Loss Landscape Degeneracy and Stagewise Development in Transformers
Jesse Hoogland, George Wang, Matthew Farrugia-Roberts, Liam Carroll, Susan Wei, Daniel Murfet
TL;DR
The paper probes how degeneracy in the local loss landscape—quantified by the local learning coefficient (LLC) from singular learning theory—tracks stagewise development in transformers. By monitoring LLC during training of language-model and in-context linear regression transformers, the authors identify plateaus in LLC that delineate developmental stages, each coinciding with interpretable shifts in internal structure (e.g., bigram/n-gram learning, positional information use, induction circuit formation) and input/output behavior (including in-context learning). They contrast LLC-based stage detection with Hessian-based metrics, showing LLC captures multiple stage boundaries that curvature metrics miss, and provide methodological details on SGLD-based LLC estimation and local Bayesian free-energy reasoning. The findings suggest degeneracy as a unifying, setting-agnostic lens for understanding how modern deep networks develop, with implications for developmental interpretability and mechanistic insight into transformer computation. Overall, the work offers empirical evidence that loss landscape degeneracy is closely linked to the emergence of higher-level computational structures in transformers, paving the way for more principled, degeneracy-driven analyses of deep learning development.
Abstract
Deep learning involves navigating a high-dimensional loss landscape over the neural network parameter space.

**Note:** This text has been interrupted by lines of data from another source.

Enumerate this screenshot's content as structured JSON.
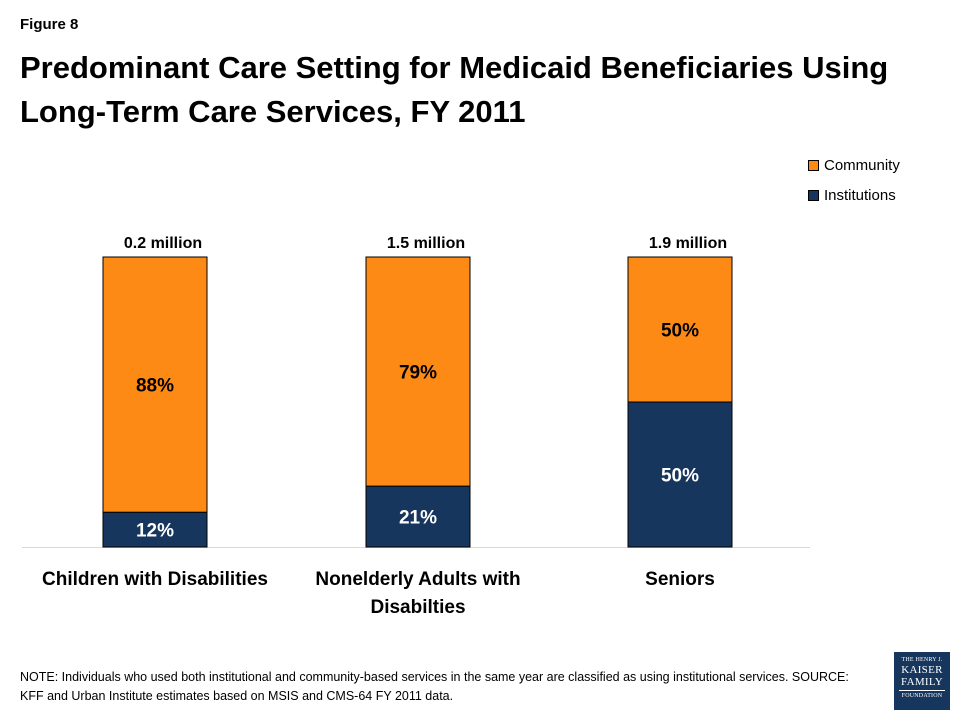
{
  "figure_label": "Figure 8",
  "title": "Predominant Care Setting for Medicaid Beneficiaries Using Long-Term Care Services, FY 2011",
  "colors": {
    "community": "#fd8a14",
    "institutions": "#17365d",
    "bar_label_light": "#ffffff",
    "bar_label_dark": "#000000"
  },
  "chart_data": {
    "type": "bar",
    "stacked": true,
    "normalized": true,
    "title": "Predominant Care Setting for Medicaid Beneficiaries Using Long-Term Care Services, FY 2011",
    "categories": [
      [
        "Children with Disabilities"
      ],
      [
        "Nonelderly Adults with",
        "Disabilties"
      ],
      [
        "Seniors"
      ]
    ],
    "totals": [
      "0.2 million",
      "1.5 million",
      "1.9 million"
    ],
    "series": [
      {
        "name": "Institutions",
        "values": [
          12,
          21,
          50
        ],
        "labels": [
          "12%",
          "21%",
          "50%"
        ]
      },
      {
        "name": "Community",
        "values": [
          88,
          79,
          50
        ],
        "labels": [
          "88%",
          "79%",
          "50%"
        ]
      }
    ],
    "ylim": [
      0,
      100
    ],
    "grid": false,
    "legend": "top-right"
  },
  "legend": {
    "items": [
      {
        "label": "Community",
        "color": "#fd8a14"
      },
      {
        "label": "Institutions",
        "color": "#17365d"
      }
    ]
  },
  "note": "NOTE:  Individuals who used both institutional and community-based services in the same year are classified as using institutional services. SOURCE:  KFF and Urban Institute estimates based on MSIS and CMS-64 FY 2011 data.",
  "logo": {
    "line1": "THE HENRY J.",
    "line2": "KAISER",
    "line3": "FAMILY",
    "line4": "FOUNDATION"
  }
}
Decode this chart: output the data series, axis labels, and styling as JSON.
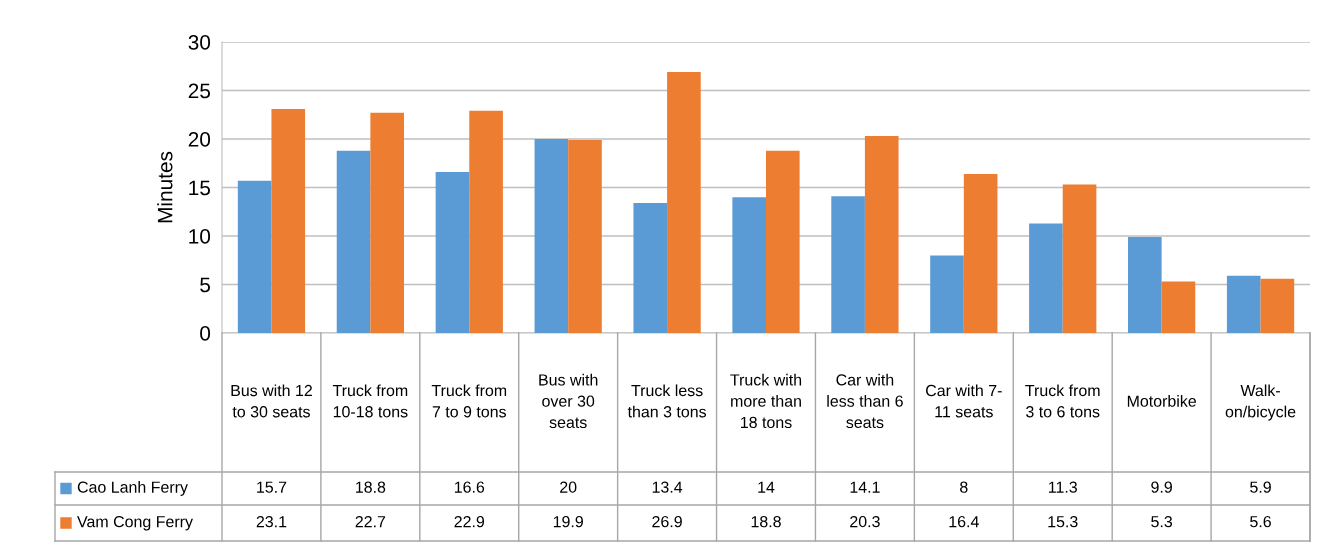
{
  "chart_data": {
    "type": "bar",
    "ylabel": "Minutes",
    "categories": [
      "Bus with 12 to 30 seats",
      "Truck from 10-18 tons",
      "Truck from 7 to 9 tons",
      "Bus with over 30 seats",
      "Truck less than 3 tons",
      "Truck with more than 18 tons",
      "Car with less than 6 seats",
      "Car with 7-11 seats",
      "Truck from 3 to 6 tons",
      "Motorbike",
      "Walk-on/bicycle"
    ],
    "series": [
      {
        "name": "Cao Lanh Ferry",
        "color": "#5b9bd5",
        "values": [
          15.7,
          18.8,
          16.6,
          20,
          13.4,
          14,
          14.1,
          8,
          11.3,
          9.9,
          5.9
        ]
      },
      {
        "name": "Vam Cong Ferry",
        "color": "#ed7d31",
        "values": [
          23.1,
          22.7,
          22.9,
          19.9,
          26.9,
          18.8,
          20.3,
          16.4,
          15.3,
          5.3,
          5.6
        ]
      }
    ],
    "ylim": [
      0,
      30
    ],
    "yticks": [
      0,
      5,
      10,
      15,
      20,
      25,
      30
    ],
    "grid": "y",
    "legend": "bottom",
    "data_labels": true
  }
}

Over the course of training, complex computational structures form and re-form inside the neural network, leading to shifts in input/output behavior. It is a priority for the science of deep learning to uncover principles governing the development of neural network structure and behavior. Drawing on the framework of singular learning theory, we propose that model development is deeply linked to degeneracy in the local geometry of the loss landscape. We investigate this link by monitoring loss landscape degeneracy throughout training, as quantified by the local learning coefficient, for a transformer language model and an in-context linear regression transformer. We show that training can be divided into distinct periods of change in loss landscape degeneracy, and that these changes in degeneracy coincide with significant changes in the internal computational structure and the input/output behavior of the transformers. This finding provides suggestive evidence that degeneracy and development are linked in transformers, underscoring the potential of a degeneracy-based perspective for understanding modern deep learning.